Essa discussão emerge no livro a partir de uma referência a Lévi-Strauss e à psicanálise, definida de diferentes formas para os dois debatedores. Podemos dizer, de forma resumida, que, para Flo Menezes, a experiência estética preserva elementos para ir além, ao passo que para Vladimir Safatle, ela situa-se em processos traumáticos, no sentido psicanalítico do termo trauma que não é o mesmo do senso comum. Colocaria a experiência estética em um terceiro lugar: aquele de atravessar incessante e precariamente o núcleo do Outro sem assustar-se com a grandiosidade de seus velhos edifícios. A música nunca seria “eterna enquanto dura”, como quer Flo Menezes, mas diferentes e frágeis atravessamentos de tempos e lugares – os sons seriam apenas pegadas percorridas nesse atravessar.

É possível que haja algo de defensivo na elaboração que estou buscando defender de maneira distinta das destacadas por Menezes e Safatle. Esse modo de experiência estética evita o atraente convite de ser capturado pelo caráter sublime dos edifícios de grande magnitude e paralisar-se diante do mistério das obras que superam limites. Escolhe olhá-las de esgueiro, deixar-se abalar, mas sobretudo seguir em frente com passos vulneráveis. Tal procedimento, algo frágil e precário, me parece, porém, interessante para pensar obras atuais.

Por fim, gostaria de comentar a ideia de alienação voluntária, tal como defendida por Flo Menezes. Ele diz definir-se como professor para deixar o “espírito livre” para a composição, sem que o ofício de compositor lhe sirva como meio de vida. Pergunto-me: escolha? Ou ter como ganha pão o ofício de professor e deixar para as margens o trabalho de composição seria a única saída? Sim, pois não consigo imaginar como viva no Brasil a maior parte de compositores de música erudita, sem respaldo de algum outro sustento. Em outros termos: quais as chances de um compositor de música erudita sobreviver materialmente de sua música? E é por isso que insisto em valorizar a precariedade, sobretudo no país, como meio de produção.

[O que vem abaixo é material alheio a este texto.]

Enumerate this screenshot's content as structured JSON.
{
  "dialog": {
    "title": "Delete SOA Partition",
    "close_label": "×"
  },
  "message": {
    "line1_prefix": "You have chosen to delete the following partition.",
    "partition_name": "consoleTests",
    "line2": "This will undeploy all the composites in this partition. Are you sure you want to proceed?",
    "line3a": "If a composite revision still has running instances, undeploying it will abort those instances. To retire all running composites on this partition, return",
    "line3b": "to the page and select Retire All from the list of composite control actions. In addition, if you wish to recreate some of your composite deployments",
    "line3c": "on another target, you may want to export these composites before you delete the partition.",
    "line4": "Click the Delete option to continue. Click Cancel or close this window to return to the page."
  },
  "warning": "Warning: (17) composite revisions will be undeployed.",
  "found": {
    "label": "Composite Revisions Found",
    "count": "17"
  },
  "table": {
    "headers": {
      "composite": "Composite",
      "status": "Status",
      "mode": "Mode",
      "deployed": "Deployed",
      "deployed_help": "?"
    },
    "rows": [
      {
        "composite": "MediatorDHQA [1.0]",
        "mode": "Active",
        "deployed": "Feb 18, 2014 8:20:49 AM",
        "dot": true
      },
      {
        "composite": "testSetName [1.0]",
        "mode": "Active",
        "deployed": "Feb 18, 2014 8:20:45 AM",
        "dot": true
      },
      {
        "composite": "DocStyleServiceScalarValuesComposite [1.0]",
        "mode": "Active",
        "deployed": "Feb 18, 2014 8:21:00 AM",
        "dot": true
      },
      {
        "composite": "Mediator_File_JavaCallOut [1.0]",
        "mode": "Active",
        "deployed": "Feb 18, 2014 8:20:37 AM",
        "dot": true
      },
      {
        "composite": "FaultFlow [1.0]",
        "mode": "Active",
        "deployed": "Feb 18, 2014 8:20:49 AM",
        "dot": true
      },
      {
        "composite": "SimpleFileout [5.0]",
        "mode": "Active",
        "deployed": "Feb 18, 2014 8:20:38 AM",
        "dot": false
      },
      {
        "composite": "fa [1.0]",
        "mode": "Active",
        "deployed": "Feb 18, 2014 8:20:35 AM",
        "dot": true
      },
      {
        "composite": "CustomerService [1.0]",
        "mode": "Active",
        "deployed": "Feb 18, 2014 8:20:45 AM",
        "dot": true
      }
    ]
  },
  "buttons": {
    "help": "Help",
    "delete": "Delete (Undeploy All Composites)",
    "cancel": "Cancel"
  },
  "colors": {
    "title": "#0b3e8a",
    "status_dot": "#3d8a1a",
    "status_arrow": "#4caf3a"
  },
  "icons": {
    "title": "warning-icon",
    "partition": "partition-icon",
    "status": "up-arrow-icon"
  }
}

Assumir tal precariedade como saída, e não como uma bela escolha pela alienação voluntária, talvez tivesse impacto na própria forma assumidas nas obras e nas produções musicais. Nesse sentido, expressões como “o exercício estético bastar-se a si mesmo” ou “ser autossuficiente” parecem-me complicadas, levando-se em conta bases materiais de grande parte de artistas no Brasil ou mesmo fora dele. Por isso, parece-me pertinente Vladimir Safatle situar a produção estética brasileira, confrontando-a com as que ocorrem em outras partes do globo. Difícil defender o descolamento dos territórios historicamente estabelecido por forças de exploração e poder para pensar em uma produção se articule livremente acima de qualquer fronteira. Por certo, fronteiras são limites a serem criticados, mas como salienta Vladimir Safatle, os territórios não são lisos, sendo, por isso, necessário observar de perto as diferenças, inclusive em relação aos meios de produção artística nas diferentes partes das subdivisões econômicas e sociais do mundo.

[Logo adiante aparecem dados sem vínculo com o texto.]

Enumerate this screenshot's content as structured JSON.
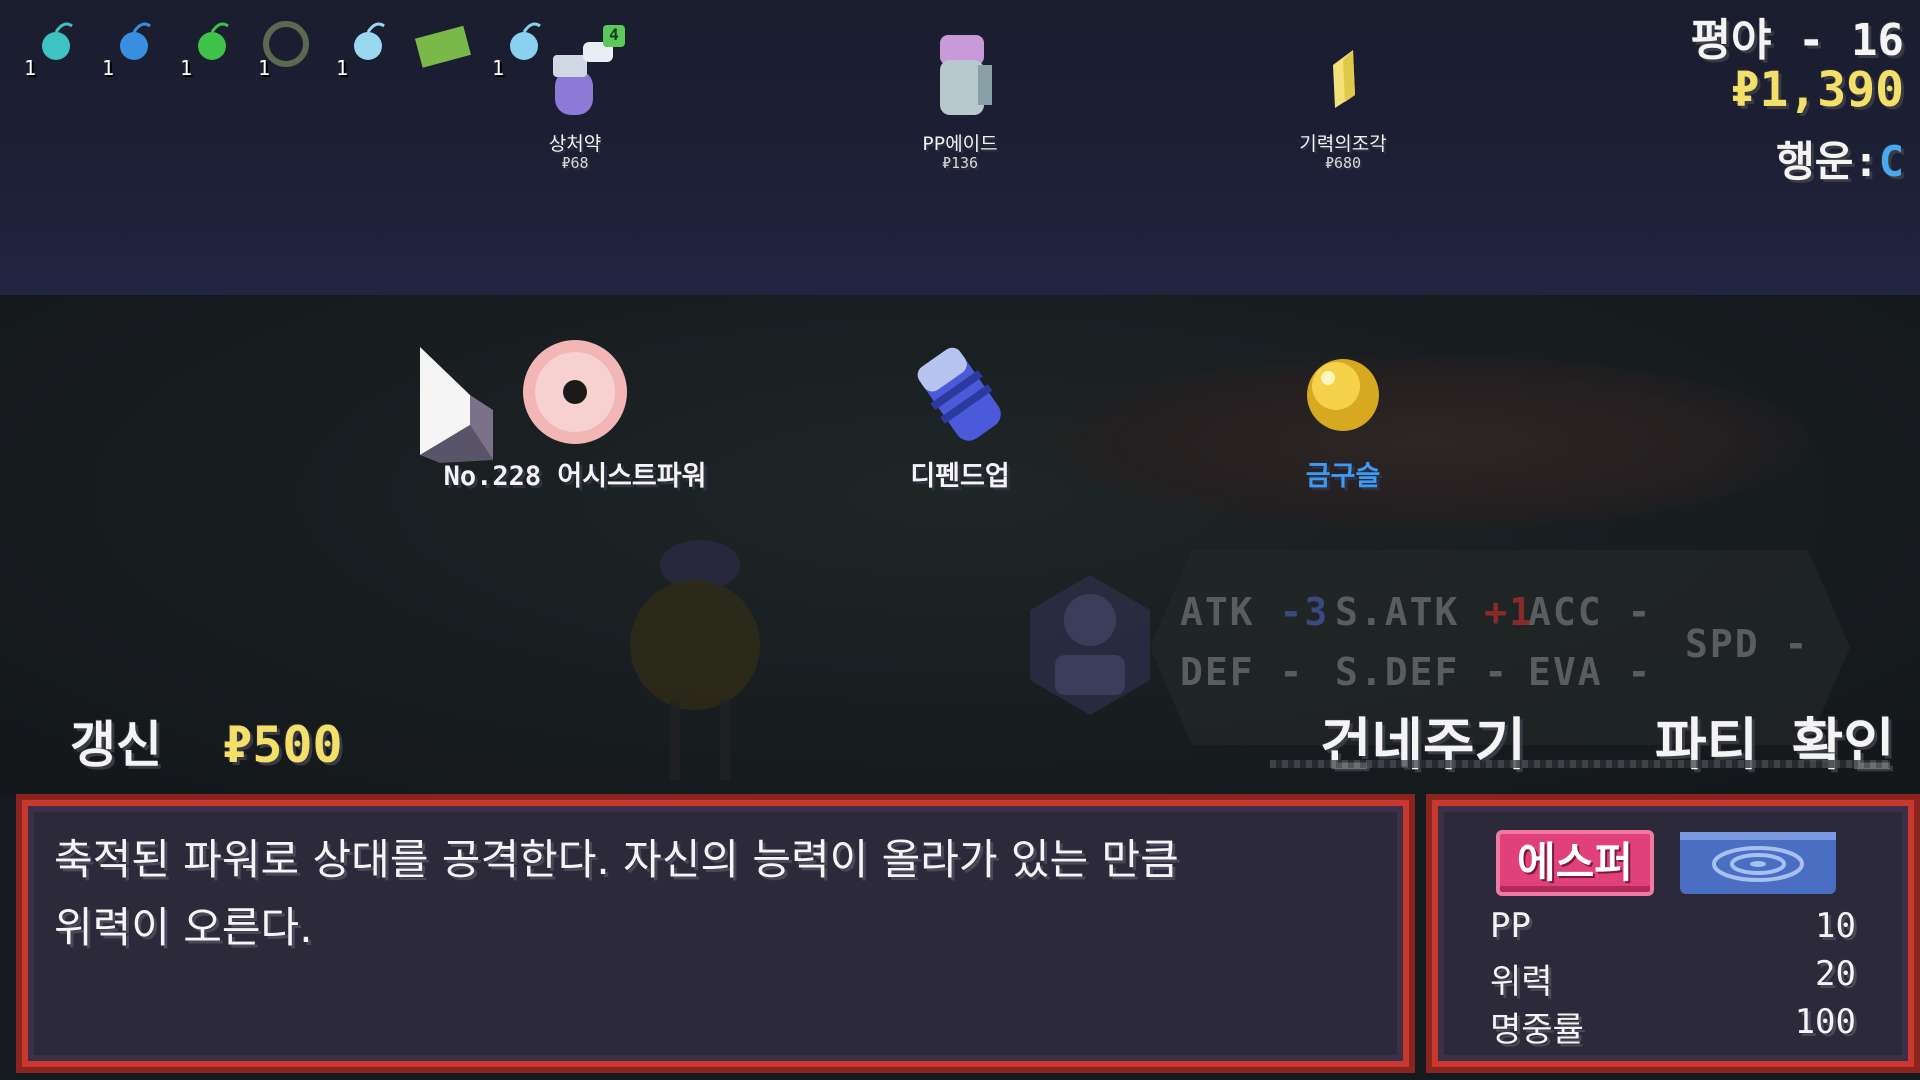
{
  "header": {
    "location": "평야 - 16",
    "money": "₽1,390",
    "luck_label": "행운:",
    "luck_value": "C"
  },
  "held_items": [
    {
      "icon": "teal-berry-icon",
      "count": "1"
    },
    {
      "icon": "blue-orb-icon",
      "count": "1"
    },
    {
      "icon": "green-berry-icon",
      "count": "1"
    },
    {
      "icon": "dark-claw-icon",
      "count": "1"
    },
    {
      "icon": "light-blue-orb-icon",
      "count": "1"
    },
    {
      "icon": "map-scroll-icon",
      "count": ""
    },
    {
      "icon": "sparkle-icon",
      "count": "1"
    }
  ],
  "shop_items": [
    {
      "name": "상처약",
      "price": "₽68",
      "icon": "potion-spray-icon",
      "badge": "4"
    },
    {
      "name": "PP에이드",
      "price": "₽136",
      "icon": "pp-ade-icon"
    },
    {
      "name": "기력의조각",
      "price": "₽680",
      "icon": "revive-shard-icon"
    }
  ],
  "rewards": [
    {
      "name": "No.228 어시스트파워",
      "icon": "tm-disc-icon"
    },
    {
      "name": "디펜드업",
      "icon": "x-defense-icon"
    },
    {
      "name": "금구슬",
      "icon": "gold-orb-icon"
    }
  ],
  "stats": {
    "atk": {
      "label": "ATK",
      "value": "-3"
    },
    "satk": {
      "label": "S.ATK",
      "value": "+1"
    },
    "acc": {
      "label": "ACC",
      "value": "-"
    },
    "spd": {
      "label": "SPD",
      "value": "-"
    },
    "def": {
      "label": "DEF",
      "value": "-"
    },
    "sdef": {
      "label": "S.DEF",
      "value": "-"
    },
    "eva": {
      "label": "EVA",
      "value": "-"
    }
  },
  "actions": {
    "reroll_label": "갱신",
    "reroll_cost": "₽500",
    "transfer_label": "건네주기",
    "party_label": "파티 확인"
  },
  "description": {
    "line1": "축적된 파워로 상대를 공격한다. 자신의 능력이 올라가 있는 만큼",
    "line2": "위력이 오른다."
  },
  "move": {
    "type": "에스퍼",
    "category_icon": "special-category-icon",
    "pp_label": "PP",
    "pp_value": "10",
    "power_label": "위력",
    "power_value": "20",
    "accuracy_label": "명중률",
    "accuracy_value": "100"
  },
  "colors": {
    "money": "#f2e06a",
    "luck_c": "#4aa8f0",
    "gold_orb_label": "#3c9cf5",
    "stat_down": "#3a4a80",
    "stat_up": "#8a2a2a",
    "type_psychic": "#e0417a",
    "panel_border": "#c8382c"
  }
}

De outro prisma, “o medo do caos” que serve de diagnóstico a Vladimir Safatle para estabelecer sua crítica em relação à produção brasileira é um sistema defensivo que tendo a pensar como legítimo. Não basta criticar esse ponto. Seria necessário entendê-lo em sua complexidade. Em um país com tamanha brutalidade, a evitação do caos parece ser compreensível.

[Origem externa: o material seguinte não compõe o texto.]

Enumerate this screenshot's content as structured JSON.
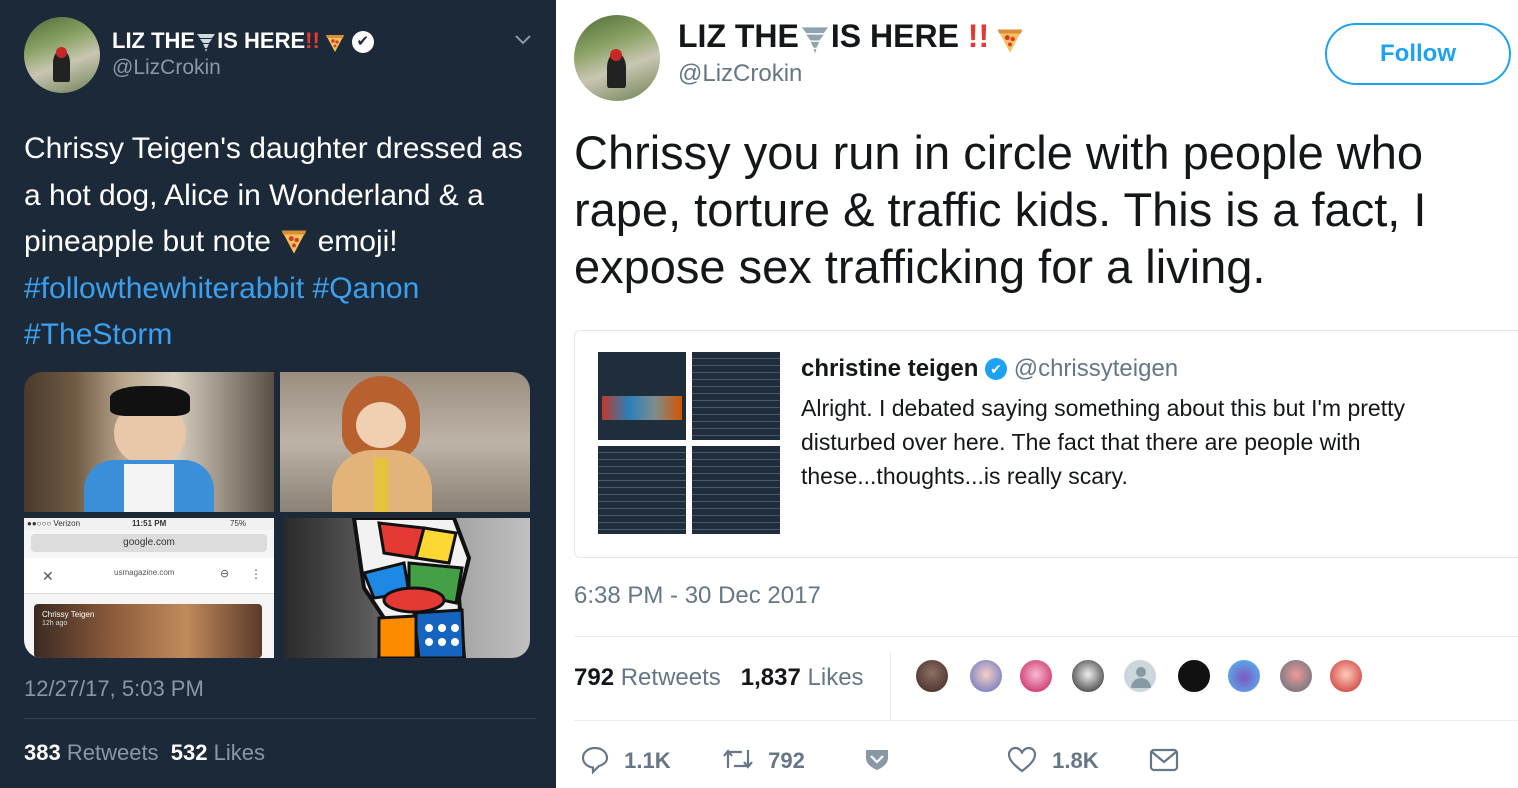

Nessas tensões, destaca-se a feliz ideia de Clinâmen, resgatada da física, e que dá aos movimentos um percurso mais suave do que os da dialética, ainda que a transformação completa persista esteja no horizonte. E acho que o debate apresentado no livro tem movimentos dialéticos, mas tem também uma delicadeza de movimentos compositivos que não são tão alargados em debates fora do Brasil.

Alessandra Affortunati Martins é psicanalista e doutora em Psicologia Social e do Trabalho pela USP. Autora de Sublimação e Unheimliche (Pearson, 2017), O sensível e a abstração: três ensaios sobre o Moisés de Freud (E-galáxia, 2020) e organizadora de Freud e o patriarcado (Hedra, 2020).